By the time you read this there’s no telling what will be happening in Greece. Europe and Greece are tossing brickbat accusations at each other from their respective parapets. Somebody for sure is going to get hurt. Just how badly no one quite knows.
But this isn’t about that. At least not directly. It’s about something far more serious: A frontal assault on the very symbol of those placard carrying, rock and Molotov cocktail tossing, youthful demonstrators that haunted Greece’s central Parliament square back in pre-January 2015 election days.
I’m talking about the hoodie. De rigueur wear for Greek youth on those rough and tumble social occasions, they’d pull them snuggly across their faces to mask features and protect their eyes and noses from the inevitable tear gas moments.
Where hast thou gone, oh hoodies? We hardly see ye any more. Maybe you’re still out there, just no longer gaining attention from the media—a fate worse than death to demonstrators.
Come on now, Greeks, aren’t there some brave souls out there willing to pick up the hoodie banner—leaving aside the rocks and bottles please—and carry that noble tradition forward as a positive, constructive symbol of youthful exuberance?

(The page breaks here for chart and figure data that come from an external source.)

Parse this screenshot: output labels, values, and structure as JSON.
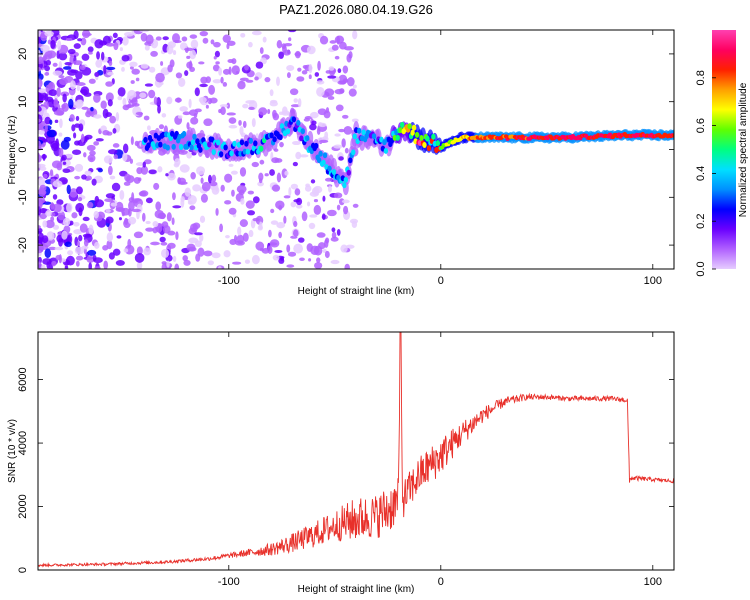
{
  "title": "PAZ1.2026.080.04.19.G26",
  "chart_data": [
    {
      "type": "heatmap",
      "name": "spectrogram",
      "xlabel": "Height of straight line (km)",
      "ylabel": "Frequency (Hz)",
      "xlim": [
        -190,
        110
      ],
      "ylim": [
        -25,
        25
      ],
      "xticks": [
        -100,
        0,
        100
      ],
      "yticks": [
        -20,
        -10,
        0,
        10,
        20
      ],
      "colorbar": {
        "label": "Normalized spectral amplitude",
        "range": [
          0,
          1
        ],
        "ticks": [
          "0.0",
          "0.2",
          "0.4",
          "0.6",
          "0.8"
        ],
        "tick_values": [
          0.0,
          0.2,
          0.4,
          0.6,
          0.8
        ],
        "colors": [
          "#e6ccff",
          "#b060ff",
          "#6a00ff",
          "#0000ff",
          "#0090ff",
          "#00e0ff",
          "#00ff80",
          "#60ff00",
          "#ffff00",
          "#ffa000",
          "#ff2000",
          "#ff0060",
          "#ff40b0"
        ]
      },
      "ridge": [
        {
          "x": -140,
          "f": 1.5,
          "a": 0.3
        },
        {
          "x": -120,
          "f": 2.0,
          "a": 0.35
        },
        {
          "x": -100,
          "f": 0.0,
          "a": 0.3
        },
        {
          "x": -80,
          "f": 1.5,
          "a": 0.35
        },
        {
          "x": -70,
          "f": 6.0,
          "a": 0.3
        },
        {
          "x": -60,
          "f": 0.0,
          "a": 0.35
        },
        {
          "x": -45,
          "f": -7.0,
          "a": 0.3
        },
        {
          "x": -40,
          "f": 3.0,
          "a": 0.3
        },
        {
          "x": -25,
          "f": 1.0,
          "a": 0.3
        },
        {
          "x": -18,
          "f": 5.0,
          "a": 0.5
        },
        {
          "x": -10,
          "f": 2.5,
          "a": 0.7
        },
        {
          "x": 0,
          "f": 0.5,
          "a": 0.6
        },
        {
          "x": 10,
          "f": 2.5,
          "a": 0.8
        },
        {
          "x": 30,
          "f": 2.5,
          "a": 0.9
        },
        {
          "x": 60,
          "f": 2.5,
          "a": 0.95
        },
        {
          "x": 88,
          "f": 3.0,
          "a": 0.95
        },
        {
          "x": 110,
          "f": 3.0,
          "a": 0.95
        }
      ]
    },
    {
      "type": "line",
      "name": "snr",
      "xlabel": "Height of straight line (km)",
      "ylabel": "SNR (10 * v/v)",
      "xlim": [
        -190,
        110
      ],
      "ylim": [
        0,
        7500
      ],
      "xticks": [
        -100,
        0,
        100
      ],
      "yticks": [
        0,
        2000,
        4000,
        6000
      ],
      "color": "#e8302a",
      "series": [
        {
          "name": "SNR",
          "x": [
            -190,
            -160,
            -130,
            -110,
            -100,
            -90,
            -80,
            -70,
            -60,
            -50,
            -40,
            -30,
            -25,
            -20,
            -19,
            -18,
            -10,
            0,
            10,
            20,
            30,
            40,
            50,
            60,
            70,
            80,
            88,
            89,
            90,
            100,
            110
          ],
          "y": [
            150,
            180,
            250,
            350,
            450,
            550,
            650,
            850,
            1100,
            1400,
            1600,
            1700,
            1900,
            2200,
            7500,
            2200,
            3000,
            3600,
            4300,
            4900,
            5300,
            5450,
            5450,
            5400,
            5400,
            5400,
            5350,
            2800,
            2900,
            2850,
            2800
          ],
          "noise": [
            40,
            40,
            50,
            60,
            80,
            120,
            200,
            300,
            400,
            500,
            700,
            700,
            800,
            700,
            0,
            600,
            600,
            600,
            400,
            250,
            150,
            100,
            80,
            80,
            80,
            80,
            80,
            100,
            80,
            60,
            60
          ]
        }
      ]
    }
  ]
}
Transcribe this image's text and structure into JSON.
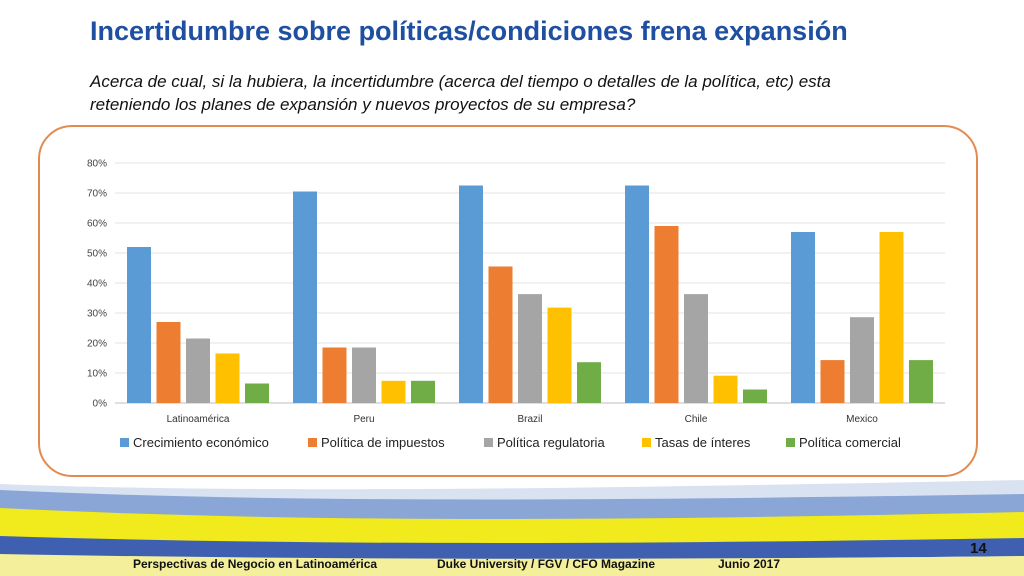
{
  "header": {
    "title": "Incertidumbre sobre políticas/condiciones frena expansión",
    "subtitle": "Acerca de cual, si la hubiera, la incertidumbre (acerca del tiempo o detalles de la política, etc) esta reteniendo los planes de expansión y nuevos proyectos de su empresa?"
  },
  "chart_data": {
    "type": "bar",
    "categories": [
      "Latinoamérica",
      "Peru",
      "Brazil",
      "Chile",
      "Mexico"
    ],
    "series": [
      {
        "name": "Crecimiento económico",
        "color": "#5b9bd5",
        "values": [
          52,
          70.5,
          72.5,
          72.5,
          57
        ]
      },
      {
        "name": "Política de impuestos",
        "color": "#ed7d31",
        "values": [
          27,
          18.5,
          45.5,
          59,
          14.3
        ]
      },
      {
        "name": "Política regulatoria",
        "color": "#a5a5a5",
        "values": [
          21.5,
          18.5,
          36.3,
          36.3,
          28.6
        ]
      },
      {
        "name": "Tasas de ínteres",
        "color": "#ffc000",
        "values": [
          16.5,
          7.4,
          31.8,
          9.1,
          57
        ]
      },
      {
        "name": "Política comercial",
        "color": "#70ad47",
        "values": [
          6.5,
          7.4,
          13.6,
          4.5,
          14.3
        ]
      }
    ],
    "ylim": [
      0,
      80
    ],
    "yticks": [
      "0%",
      "10%",
      "20%",
      "30%",
      "40%",
      "50%",
      "60%",
      "70%",
      "80%"
    ],
    "grid": true,
    "legend_position": "bottom"
  },
  "footer": {
    "left": "Perspectivas de Negocio en Latinoamérica",
    "center": "Duke University / FGV / CFO Magazine",
    "date": "Junio 2017",
    "page": "14"
  }
}
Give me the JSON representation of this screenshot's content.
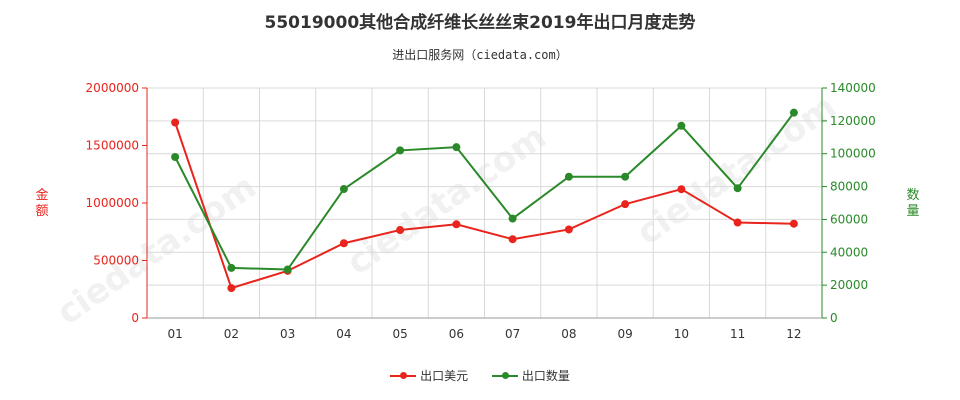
{
  "chart_data": {
    "type": "line",
    "title": "55019000其他合成纤维长丝丝束2019年出口月度走势",
    "subtitle": "进出口服务网（ciedata.com）",
    "categories": [
      "01",
      "02",
      "03",
      "04",
      "05",
      "06",
      "07",
      "08",
      "09",
      "10",
      "11",
      "12"
    ],
    "y_left": {
      "label": "金额",
      "ticks": [
        "2000000",
        "1500000",
        "1000000",
        "500000",
        "0"
      ],
      "ylim": [
        0,
        2000000
      ]
    },
    "y_right": {
      "label": "数量",
      "ticks": [
        "140000",
        "120000",
        "100000",
        "80000",
        "60000",
        "40000",
        "20000",
        "0"
      ],
      "ylim": [
        0,
        140000
      ]
    },
    "series": [
      {
        "name": "出口美元",
        "axis": "left",
        "color": "#e8241c",
        "values": [
          1700000,
          260000,
          410000,
          650000,
          765000,
          815000,
          685000,
          770000,
          990000,
          1120000,
          830000,
          820000
        ]
      },
      {
        "name": "出口数量",
        "axis": "right",
        "color": "#2a8a2a",
        "values": [
          98000,
          30500,
          29500,
          78500,
          102000,
          104000,
          60500,
          86000,
          86000,
          117000,
          79000,
          125000
        ]
      }
    ],
    "grid": true,
    "legend_position": "bottom"
  }
}
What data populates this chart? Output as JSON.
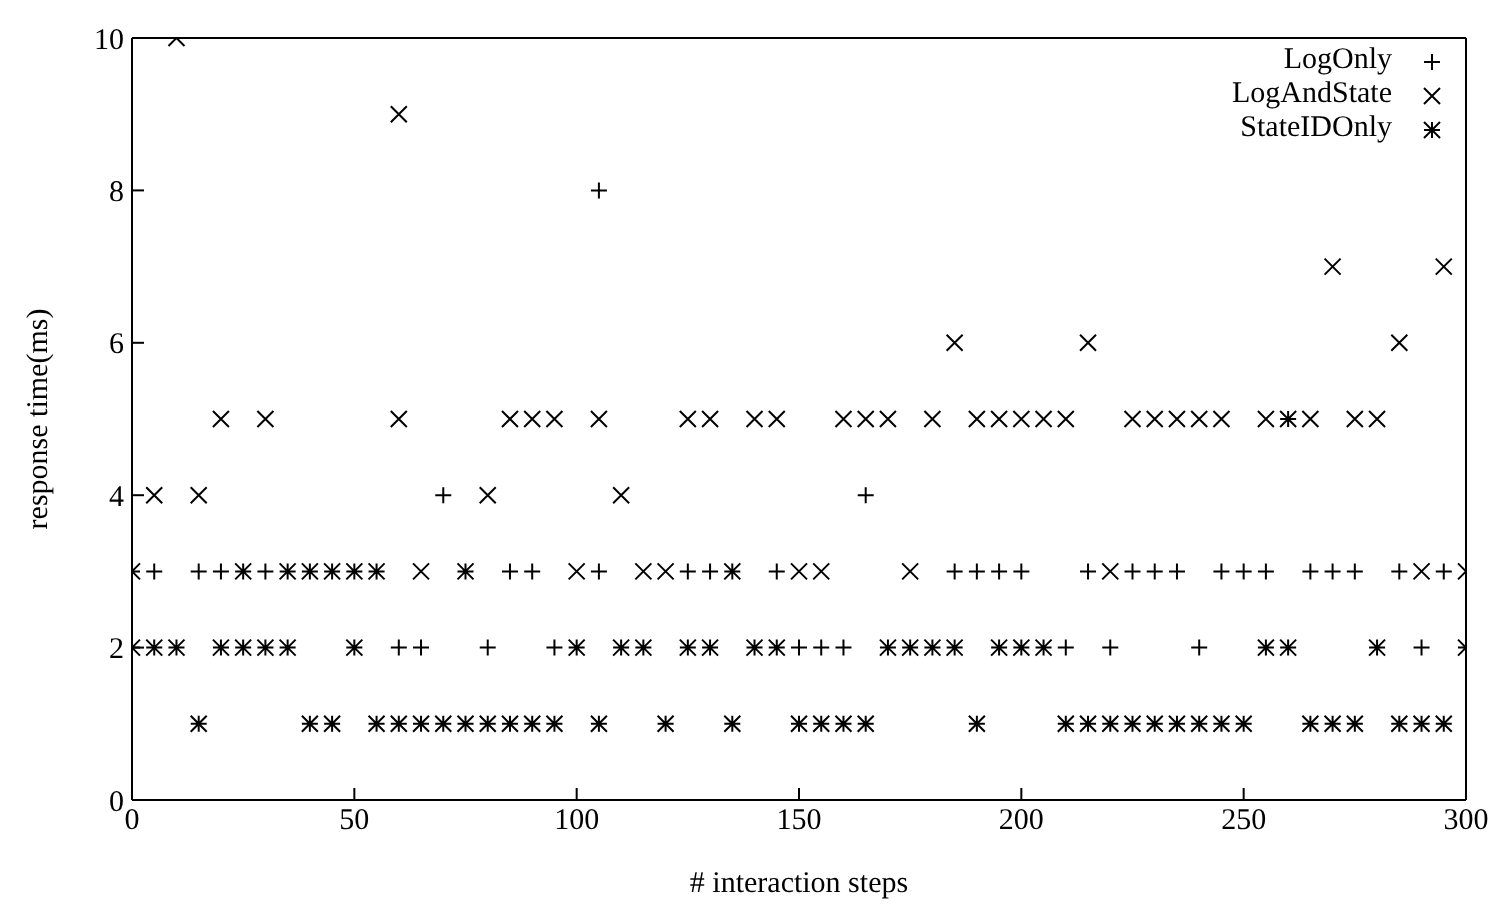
{
  "chart_data": {
    "type": "scatter",
    "xlabel": "# interaction steps",
    "ylabel": "response time(ms)",
    "xlim": [
      0,
      300
    ],
    "xticks": [
      0,
      50,
      100,
      150,
      200,
      250,
      300
    ],
    "ylim": [
      0,
      10
    ],
    "yticks": [
      0,
      2,
      4,
      6,
      8,
      10
    ],
    "legend": "top right",
    "series": [
      {
        "name": "LogOnly",
        "color": "#000000",
        "marker": "plus",
        "x": [
          70,
          165,
          5,
          15,
          20,
          30,
          85,
          90,
          105,
          125,
          130,
          145,
          185,
          190,
          195,
          200,
          215,
          225,
          230,
          235,
          245,
          250,
          255,
          265,
          270,
          275,
          285,
          295,
          60,
          65,
          80,
          95,
          150,
          155,
          160,
          210,
          220,
          240,
          290,
          105
        ],
        "values": [
          4,
          4,
          3,
          3,
          3,
          3,
          3,
          3,
          3,
          3,
          3,
          3,
          3,
          3,
          3,
          3,
          3,
          3,
          3,
          3,
          3,
          3,
          3,
          3,
          3,
          3,
          3,
          3,
          2,
          2,
          2,
          2,
          2,
          2,
          2,
          2,
          2,
          2,
          2,
          8
        ]
      },
      {
        "name": "LogAndState",
        "color": "#000000",
        "marker": "cross",
        "x": [
          10,
          60,
          270,
          295,
          185,
          215,
          285,
          20,
          30,
          60,
          85,
          90,
          95,
          105,
          125,
          130,
          140,
          145,
          160,
          165,
          170,
          180,
          190,
          195,
          200,
          205,
          210,
          225,
          230,
          235,
          240,
          245,
          255,
          265,
          275,
          280,
          5,
          15,
          80,
          110,
          65,
          100,
          115,
          120,
          150,
          155,
          175,
          220,
          290,
          300
        ],
        "values": [
          10,
          9,
          7,
          7,
          6,
          6,
          6,
          5,
          5,
          5,
          5,
          5,
          5,
          5,
          5,
          5,
          5,
          5,
          5,
          5,
          5,
          5,
          5,
          5,
          5,
          5,
          5,
          5,
          5,
          5,
          5,
          5,
          5,
          5,
          5,
          5,
          4,
          4,
          4,
          4,
          3,
          3,
          3,
          3,
          3,
          3,
          3,
          3,
          3,
          3
        ]
      },
      {
        "name": "StateIDOnly",
        "color": "#000000",
        "x": [
          260,
          0,
          25,
          35,
          40,
          45,
          50,
          55,
          75,
          135,
          0,
          5,
          10,
          20,
          25,
          30,
          35,
          50,
          100,
          110,
          115,
          125,
          130,
          140,
          145,
          170,
          175,
          180,
          185,
          195,
          200,
          205,
          255,
          260,
          280,
          300,
          15,
          40,
          45,
          55,
          60,
          65,
          70,
          75,
          80,
          85,
          90,
          95,
          105,
          120,
          135,
          150,
          155,
          160,
          165,
          190,
          210,
          215,
          220,
          225,
          230,
          235,
          240,
          245,
          250,
          265,
          270,
          275,
          285,
          290,
          295
        ],
        "values": [
          5,
          3,
          3,
          3,
          3,
          3,
          3,
          3,
          3,
          3,
          2,
          2,
          2,
          2,
          2,
          2,
          2,
          2,
          2,
          2,
          2,
          2,
          2,
          2,
          2,
          2,
          2,
          2,
          2,
          2,
          2,
          2,
          2,
          2,
          2,
          2,
          1,
          1,
          1,
          1,
          1,
          1,
          1,
          1,
          1,
          1,
          1,
          1,
          1,
          1,
          1,
          1,
          1,
          1,
          1,
          1,
          1,
          1,
          1,
          1,
          1,
          1,
          1,
          1,
          1,
          1,
          1,
          1,
          1,
          1,
          1
        ]
      }
    ]
  }
}
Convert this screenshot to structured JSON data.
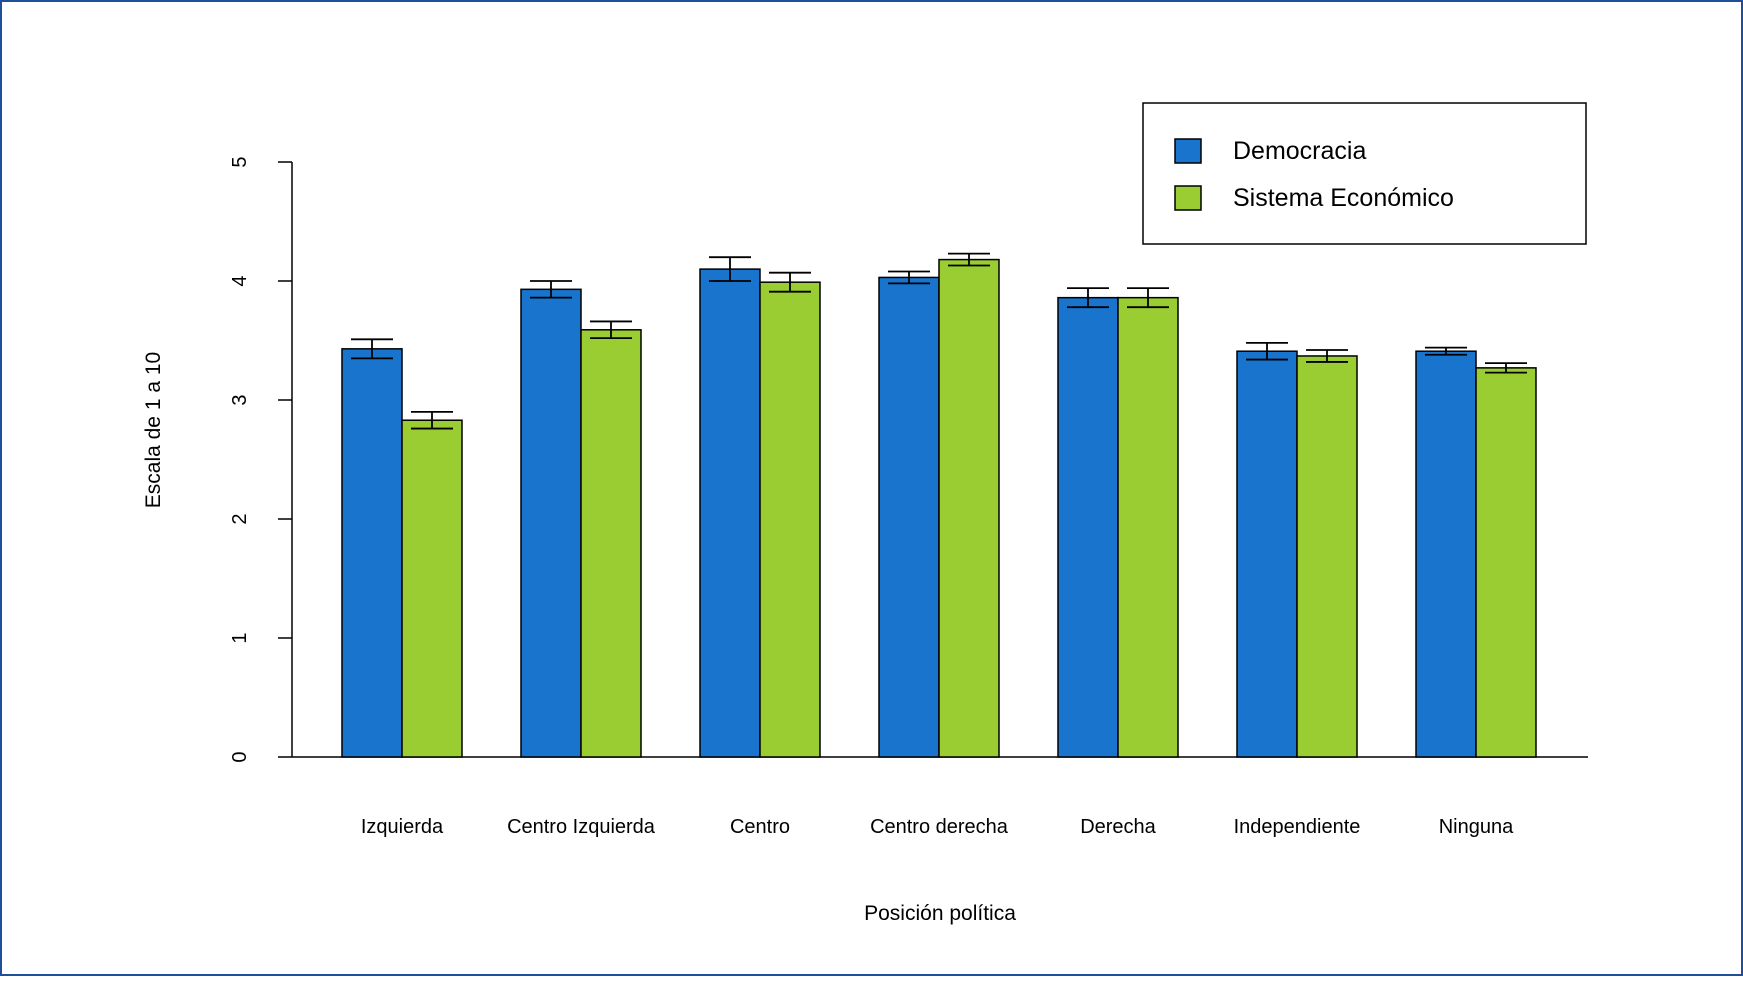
{
  "chart_data": {
    "type": "bar",
    "title": "",
    "xlabel": "Posición política",
    "ylabel": "Escala de 1 a 10",
    "ylim": [
      0,
      5
    ],
    "yticks": [
      0,
      1,
      2,
      3,
      4,
      5
    ],
    "categories": [
      "Izquierda",
      "Centro Izquierda",
      "Centro",
      "Centro derecha",
      "Derecha",
      "Independiente",
      "Ninguna"
    ],
    "series": [
      {
        "name": "Democracia",
        "color": "#1874CD",
        "values": [
          3.43,
          3.93,
          4.1,
          4.03,
          3.86,
          3.41,
          3.41
        ],
        "error": [
          0.08,
          0.07,
          0.1,
          0.05,
          0.08,
          0.07,
          0.03
        ]
      },
      {
        "name": "Sistema Económico",
        "color": "#9ACD32",
        "values": [
          2.83,
          3.59,
          3.99,
          4.18,
          3.86,
          3.37,
          3.27
        ],
        "error": [
          0.07,
          0.07,
          0.08,
          0.05,
          0.08,
          0.05,
          0.04
        ]
      }
    ],
    "legend_position": "top-right",
    "grid": false,
    "frame_color": "#1F4E9A"
  }
}
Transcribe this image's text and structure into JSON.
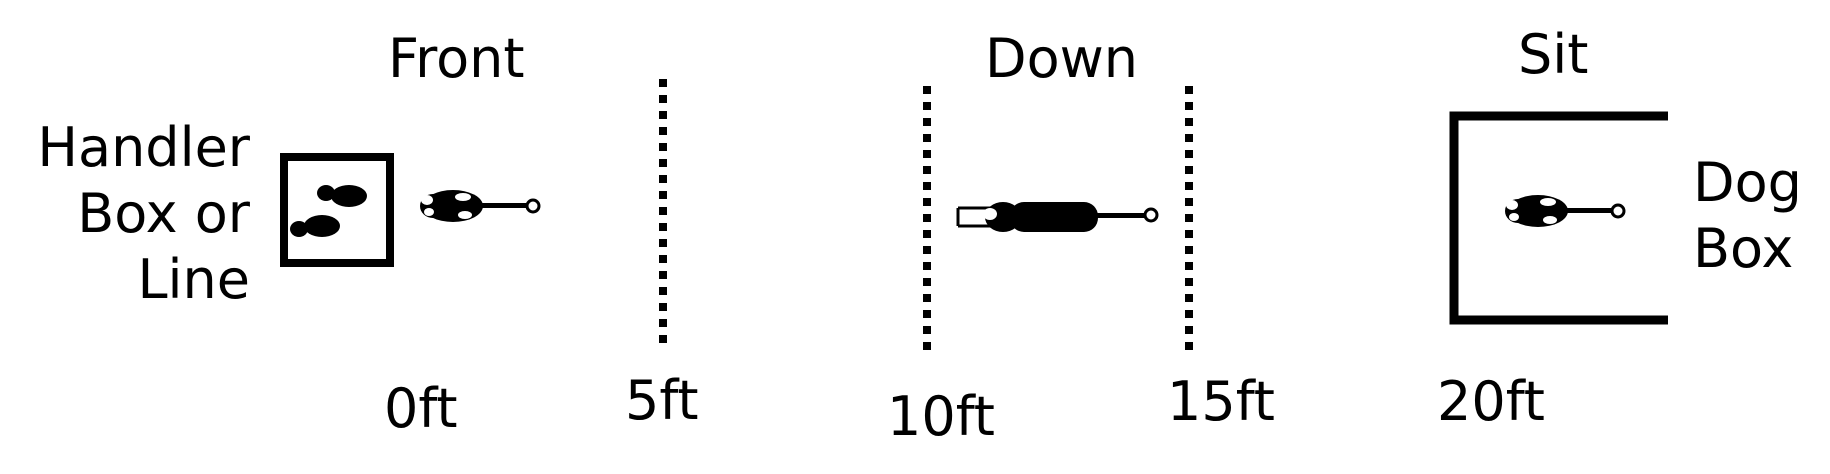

Youth unemployment in Greece is twice the Great Depression exceeding levels of the country’s general unemployment, and hundreds of thousands of Greece’s brightest, determined young minds have flooded to other nations in search of opportunities for building careers.
I’ve long thought that if Greece hopes to realistically emerge anytime soon from the nightmare of an economy and government locked in perpetual crisis, it must find ways to inspire its young to remain in Greece and work toward making things better for their generation.
Imagine my surprise when I came upon this project…
It’s a “Kickstarter” campaign, organized by a Greece-based e-shop company called We Create Harmony (“WCH”). They describe themselves as, “A team of young entrepreneurs passionate about Greek youth unemployment and supporting the professional development of our generation. We founded our company to demonstrate the power of cooperation and the synergies that arise from working together.”
Wow, it checked off virtually every box on my “Let’s get Greece working in the right direction” wish list. But what do those words actually mean in practice? I looked deeper and learned WCH is a profit-making, fashion oriented business organized by Greek twenty-something year-olds marketing products in a way intended to maximize the return to its contributing designers, and donating 10% of receipts to good causes that benefit Greek youth in need.
Among the good causes thus far receiving aid from WCH are a youth unemployment project aimed at encouraging digital marketing careers, a scholarship to Greece’s leading fashion school, a business coaching center dedicated to re-educating the unemployed, remote island schools in need of computers for underprivileged students, and other NGOs providing similar opportunities.
That all works for me.
But where’s the hoodie fit into all this? If I’m so hyped up over recasting Greece’s national symbols, then what is WCH doing toward returning the hoodie to a place of constructive cultural prominence?
The answer to that question blew my socks off…giving me cold feet about making a pun on the subject.
Remember that Kickstarter campaign I mentioned? Kickstarter is a global fundraising platform based in the US with the stated mission of helping to bring creative projects to life. In the instance of WCH, it’s an effort to generate international interest in WCH’s products and eleemosynary purposes by offering up an environmentally respectful, quality driven product to serve as the symbol of its company’s goal of bringing harmony to the world…in six colors no less.
You guessed it; Harmony is representing its goals in a hoodie! If you want to read more about the hoodie here’s a link, and also one to a video on WCH by its creators.
Frankly, I’m just happy to learn there are young Greeks out there doing what’s necessary to restore the hoodie and their country’s good names. Greece needs more of that. A lot more.
I must mention that this all came to my attention through Barbara, because her nephew is one of the moving forces behind WCH. But I promise you I’ve received neither a promise nor suggestion of anything in return for writing this post. Not even a light blue hoodie in size XL.